Avancé en el carro una cuadra más adelante para parquear y regresé a pie a comprar 10 de ellas. “¿Usted iba en el carro aquel?”, me espetó. “Sí, claro, le acabo de preguntar por el precio del arroz”. “Mi vida está a 200, pero yo siempre ando velando esos carritos raros. Desde aquí me estaba fijando para ver si regresaba y entonces perderme o cerrar el saco y decirte que ya no estaba vendiendo”.
Así sin más. La conversación se puso tensa, pues es difícil mantenerse ecuánime ante tanta desvergüenza. Resulta que el carro del periódico dice PRENSA en su rótulo, y esas cinco letras, a veces asusta, sobre todo, si no se están haciendo bien las cosas.
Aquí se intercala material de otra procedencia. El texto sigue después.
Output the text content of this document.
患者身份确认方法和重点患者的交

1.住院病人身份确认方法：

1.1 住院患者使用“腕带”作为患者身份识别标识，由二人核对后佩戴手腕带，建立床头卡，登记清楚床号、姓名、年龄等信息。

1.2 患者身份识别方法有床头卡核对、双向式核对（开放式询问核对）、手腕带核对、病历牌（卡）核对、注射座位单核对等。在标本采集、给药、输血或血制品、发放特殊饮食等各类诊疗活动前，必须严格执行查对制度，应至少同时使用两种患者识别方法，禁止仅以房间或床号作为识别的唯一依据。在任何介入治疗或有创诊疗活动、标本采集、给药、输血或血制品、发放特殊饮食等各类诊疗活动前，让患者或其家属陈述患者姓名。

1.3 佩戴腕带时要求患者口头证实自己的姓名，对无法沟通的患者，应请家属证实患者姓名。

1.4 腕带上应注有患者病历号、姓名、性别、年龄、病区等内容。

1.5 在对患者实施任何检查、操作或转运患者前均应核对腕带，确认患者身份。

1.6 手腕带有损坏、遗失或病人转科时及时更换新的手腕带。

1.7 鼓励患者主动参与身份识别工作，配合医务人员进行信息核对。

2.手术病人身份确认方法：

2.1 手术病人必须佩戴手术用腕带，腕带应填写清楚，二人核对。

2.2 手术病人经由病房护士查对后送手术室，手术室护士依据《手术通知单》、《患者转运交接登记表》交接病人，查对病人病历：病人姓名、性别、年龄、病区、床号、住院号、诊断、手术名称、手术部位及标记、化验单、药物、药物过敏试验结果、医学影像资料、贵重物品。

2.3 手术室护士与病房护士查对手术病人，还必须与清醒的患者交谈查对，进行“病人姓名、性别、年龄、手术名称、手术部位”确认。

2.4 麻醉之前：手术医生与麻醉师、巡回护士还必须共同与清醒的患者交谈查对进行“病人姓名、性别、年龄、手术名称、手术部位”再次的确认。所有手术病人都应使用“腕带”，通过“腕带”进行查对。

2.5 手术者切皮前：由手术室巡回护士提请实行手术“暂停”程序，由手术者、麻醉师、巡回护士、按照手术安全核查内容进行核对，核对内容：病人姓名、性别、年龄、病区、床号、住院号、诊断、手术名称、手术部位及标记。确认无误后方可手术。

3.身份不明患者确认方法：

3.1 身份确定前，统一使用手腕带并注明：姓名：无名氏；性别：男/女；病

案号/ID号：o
Siempre una colega dice que nos estamos sacando los ojos, y varios tuertos anda por ahí estos días en los que el arroz llega a estar a 230 y a 250 pesos la libra, como si fuese el plato fuerte y no ese cereal que mantiene en pie a los cubanos.
¿No habrá un inspector que vea o vaya a comprar como yo a la carretilla o al saco de arroz de la esquina? ¿Ninguno se ha acercado a intentar adquirir un producto sin antes mostrar su identificación? O es que la denuncia popular debe alcanzar otros niveles para que se hagan ventas forzosas, que a la larga solo resuelven el problema en un lugar y un momento puntual.
Uno se cansa de andar luchando, discutiendo, batallando contra lo mal hecho, y entonces se acuerda que existen personas que devengan un salario para que la vida a mí me sea menos ajetreada, menos dura; que existen personas cuyo objeto social hace que yo no tenga que discutir por el pan que no cumple el gramaje a sobreprecio, por la vianda cara, por el ají astronómico, por el arroz beneficiado con pepitas de oro.
A veces siento que estamos, muchos cubanos, haciendo su trabajo, tratando, sin poder, de que no exista impunidad.